"COMMON SENSE BUSINESS"
Columns for 2005
By Stan Rosenzweig

Common Sense Business # 15

By Stan Rosenzweig

Tipping Points to Ponder

"Stop rocking on those chairs or you'll kill yourselves!"

My friends and I would be sitting around the kitchen table and rocking back on the kitchen chairs to see how far back we could go without losing it, while mom would get pretty steamed. Thus began my earnest introduction to risks and rewards.

At one specific point of leaning back in a chair, its occupant can no longer be saved from continuing to a spectacular crash and possible concussion as we go flying into the dishwasher amidst wild, cheering approval from our peers.

Going from controlled leaning back to uncontrollably tipping over is called "tipping point". It's where you lose control and, for better or worse, can no longer go back to where you started.

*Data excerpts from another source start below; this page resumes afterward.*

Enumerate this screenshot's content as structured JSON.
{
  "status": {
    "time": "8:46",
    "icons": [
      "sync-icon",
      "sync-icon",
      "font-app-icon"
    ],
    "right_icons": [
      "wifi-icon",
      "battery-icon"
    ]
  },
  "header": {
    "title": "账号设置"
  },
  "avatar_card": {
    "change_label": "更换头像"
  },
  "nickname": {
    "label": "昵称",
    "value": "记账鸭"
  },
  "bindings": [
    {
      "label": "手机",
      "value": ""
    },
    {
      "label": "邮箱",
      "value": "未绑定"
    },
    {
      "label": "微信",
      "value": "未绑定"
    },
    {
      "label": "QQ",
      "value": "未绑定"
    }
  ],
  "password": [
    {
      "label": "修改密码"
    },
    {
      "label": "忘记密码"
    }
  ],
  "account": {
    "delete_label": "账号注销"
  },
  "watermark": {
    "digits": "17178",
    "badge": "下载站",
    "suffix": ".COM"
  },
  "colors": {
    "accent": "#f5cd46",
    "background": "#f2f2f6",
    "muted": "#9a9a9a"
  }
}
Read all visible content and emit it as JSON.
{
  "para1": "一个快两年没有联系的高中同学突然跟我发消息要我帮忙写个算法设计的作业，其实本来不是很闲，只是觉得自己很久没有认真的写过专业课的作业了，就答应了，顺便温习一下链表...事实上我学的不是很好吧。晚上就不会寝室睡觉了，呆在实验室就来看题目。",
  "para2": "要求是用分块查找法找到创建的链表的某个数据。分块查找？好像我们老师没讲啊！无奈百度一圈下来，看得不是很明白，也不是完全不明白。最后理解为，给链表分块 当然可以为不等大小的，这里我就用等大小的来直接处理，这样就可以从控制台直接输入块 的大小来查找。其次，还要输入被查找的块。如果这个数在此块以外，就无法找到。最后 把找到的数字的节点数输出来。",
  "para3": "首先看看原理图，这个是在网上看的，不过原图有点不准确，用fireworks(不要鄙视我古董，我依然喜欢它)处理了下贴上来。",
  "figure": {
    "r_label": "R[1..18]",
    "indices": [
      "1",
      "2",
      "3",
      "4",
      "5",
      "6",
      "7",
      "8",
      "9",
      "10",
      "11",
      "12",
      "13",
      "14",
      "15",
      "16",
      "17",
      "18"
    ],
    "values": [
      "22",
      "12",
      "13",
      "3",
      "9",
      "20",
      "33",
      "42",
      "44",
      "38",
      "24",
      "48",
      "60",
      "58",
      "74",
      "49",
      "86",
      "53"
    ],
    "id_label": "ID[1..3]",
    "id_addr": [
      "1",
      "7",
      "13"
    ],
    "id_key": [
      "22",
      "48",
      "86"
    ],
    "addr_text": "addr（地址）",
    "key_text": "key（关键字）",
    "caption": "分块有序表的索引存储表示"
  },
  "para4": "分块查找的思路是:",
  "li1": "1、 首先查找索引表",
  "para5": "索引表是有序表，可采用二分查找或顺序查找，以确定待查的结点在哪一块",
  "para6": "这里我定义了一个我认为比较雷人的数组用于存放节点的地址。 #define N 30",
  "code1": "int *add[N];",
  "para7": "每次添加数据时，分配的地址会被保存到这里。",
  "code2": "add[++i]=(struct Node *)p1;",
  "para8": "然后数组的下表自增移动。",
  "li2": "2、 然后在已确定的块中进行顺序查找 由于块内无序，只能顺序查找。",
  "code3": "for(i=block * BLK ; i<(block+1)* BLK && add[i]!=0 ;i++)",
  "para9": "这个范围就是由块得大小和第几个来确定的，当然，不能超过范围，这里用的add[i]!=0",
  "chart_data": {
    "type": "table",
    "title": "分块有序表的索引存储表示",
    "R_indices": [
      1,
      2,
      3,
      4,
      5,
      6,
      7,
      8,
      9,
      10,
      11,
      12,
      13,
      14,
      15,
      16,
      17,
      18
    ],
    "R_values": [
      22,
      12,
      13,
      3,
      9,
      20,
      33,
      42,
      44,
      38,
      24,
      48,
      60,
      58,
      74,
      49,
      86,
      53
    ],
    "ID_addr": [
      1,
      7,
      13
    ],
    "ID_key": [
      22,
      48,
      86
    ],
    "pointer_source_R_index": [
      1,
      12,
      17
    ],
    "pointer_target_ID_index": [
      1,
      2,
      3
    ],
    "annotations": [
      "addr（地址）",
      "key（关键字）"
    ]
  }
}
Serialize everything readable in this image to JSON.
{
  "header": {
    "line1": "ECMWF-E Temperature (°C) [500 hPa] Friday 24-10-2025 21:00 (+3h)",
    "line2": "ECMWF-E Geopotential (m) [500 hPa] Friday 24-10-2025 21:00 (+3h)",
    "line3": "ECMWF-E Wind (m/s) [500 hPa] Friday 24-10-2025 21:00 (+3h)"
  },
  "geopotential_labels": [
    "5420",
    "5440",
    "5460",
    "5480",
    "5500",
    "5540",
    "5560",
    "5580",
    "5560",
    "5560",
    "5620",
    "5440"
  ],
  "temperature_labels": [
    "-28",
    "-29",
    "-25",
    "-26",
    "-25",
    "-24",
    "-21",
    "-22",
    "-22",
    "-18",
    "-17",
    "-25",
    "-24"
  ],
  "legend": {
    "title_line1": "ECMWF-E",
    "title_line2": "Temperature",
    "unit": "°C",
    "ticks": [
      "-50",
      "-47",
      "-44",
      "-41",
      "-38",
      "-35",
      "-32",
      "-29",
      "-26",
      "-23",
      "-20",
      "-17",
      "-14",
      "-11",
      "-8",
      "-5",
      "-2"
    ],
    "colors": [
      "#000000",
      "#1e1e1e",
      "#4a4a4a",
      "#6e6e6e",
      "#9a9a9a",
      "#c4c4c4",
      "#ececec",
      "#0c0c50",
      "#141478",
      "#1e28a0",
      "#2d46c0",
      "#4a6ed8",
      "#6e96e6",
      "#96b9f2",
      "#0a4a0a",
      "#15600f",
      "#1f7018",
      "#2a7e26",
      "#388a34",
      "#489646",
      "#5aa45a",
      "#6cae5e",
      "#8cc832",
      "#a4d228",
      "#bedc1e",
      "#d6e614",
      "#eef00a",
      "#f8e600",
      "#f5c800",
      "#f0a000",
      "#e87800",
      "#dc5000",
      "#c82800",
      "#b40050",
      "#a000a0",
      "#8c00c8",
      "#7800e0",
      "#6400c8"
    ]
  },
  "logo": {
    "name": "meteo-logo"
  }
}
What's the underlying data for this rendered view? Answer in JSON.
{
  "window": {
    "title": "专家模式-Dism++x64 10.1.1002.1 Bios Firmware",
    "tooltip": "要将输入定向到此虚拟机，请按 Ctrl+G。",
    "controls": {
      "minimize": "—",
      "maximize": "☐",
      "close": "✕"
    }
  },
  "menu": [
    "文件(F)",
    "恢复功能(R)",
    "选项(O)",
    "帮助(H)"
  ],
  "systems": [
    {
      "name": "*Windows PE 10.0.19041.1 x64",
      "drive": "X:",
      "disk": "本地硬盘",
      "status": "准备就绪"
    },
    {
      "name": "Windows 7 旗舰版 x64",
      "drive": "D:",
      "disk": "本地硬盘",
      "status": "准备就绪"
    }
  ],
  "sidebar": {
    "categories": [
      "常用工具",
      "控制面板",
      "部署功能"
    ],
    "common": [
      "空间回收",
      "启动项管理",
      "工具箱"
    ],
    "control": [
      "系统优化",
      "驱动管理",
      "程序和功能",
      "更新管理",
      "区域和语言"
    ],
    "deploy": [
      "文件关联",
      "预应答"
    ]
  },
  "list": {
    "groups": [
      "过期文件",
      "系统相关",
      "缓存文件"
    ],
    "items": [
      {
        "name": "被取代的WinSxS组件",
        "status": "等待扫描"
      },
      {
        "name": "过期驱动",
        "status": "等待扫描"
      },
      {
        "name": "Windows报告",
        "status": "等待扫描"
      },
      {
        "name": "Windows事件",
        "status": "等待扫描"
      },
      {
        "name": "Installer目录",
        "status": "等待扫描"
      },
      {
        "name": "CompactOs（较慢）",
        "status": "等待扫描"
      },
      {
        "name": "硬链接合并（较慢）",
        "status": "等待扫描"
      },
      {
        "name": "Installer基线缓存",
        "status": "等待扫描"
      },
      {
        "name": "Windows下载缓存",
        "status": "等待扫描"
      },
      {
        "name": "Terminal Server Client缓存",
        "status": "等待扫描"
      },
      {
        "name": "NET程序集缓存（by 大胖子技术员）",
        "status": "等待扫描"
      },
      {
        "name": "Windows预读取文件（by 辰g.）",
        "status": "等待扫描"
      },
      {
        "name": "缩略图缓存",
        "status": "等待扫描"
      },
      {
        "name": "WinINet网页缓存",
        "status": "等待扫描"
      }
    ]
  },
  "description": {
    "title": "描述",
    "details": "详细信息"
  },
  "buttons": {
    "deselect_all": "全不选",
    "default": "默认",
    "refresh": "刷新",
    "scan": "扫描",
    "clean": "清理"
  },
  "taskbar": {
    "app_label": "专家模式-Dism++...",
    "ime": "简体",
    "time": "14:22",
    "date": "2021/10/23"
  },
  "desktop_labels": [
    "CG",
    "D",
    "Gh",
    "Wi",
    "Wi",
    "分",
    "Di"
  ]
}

History is replete with changes that, once made, could never be undone. Gun powder was around for a long time. Then it became readily available to the masses creating a tipping point for success in war, bank robbery and some divorces.

When Alexander Bell and company reached the telephone distribution tipping point, he assured the death of the telegraph. Now, new technology that merges all communications is reaching a tipping point for businesses as well as at home

The paradigm has shifted for those selling telephone and internet access simply looking to sell at lower long distance rates. They are rocking back on that kitchen chair and not listening to mom. Tipping points don't help when there is no pricing power.

Vonage and CoVad are spending heavily to take an early lead in the new telephony, but deep pocket AOL will supply it's 30 million users with free calls, sucking the air out of Vonage's pricing model, out tipping the tipper.

Besides telephone service, how many other business tipping points can you think of? How about:

  • Overnight delivery cannibalizing first class mail.
  • High quality color desk top printers taking profit away from corner printer shops.
  • Overseas labor destroying US manufacturing.
  • High oil prices killing the Hummer business.

GM and Ford are working on a new tipping point of their own for energy efficient vehicles using hybrid and hydrogen fuel technology. If successful, they can dry up demand for middle east oil, end our balance of payments deficit and create a new manufacturing boom for the next century.

Tipping points are well worth reaching in any industry. Take a look around yours and see if you can find a good one. In the meantime, stop rocking on those chairs.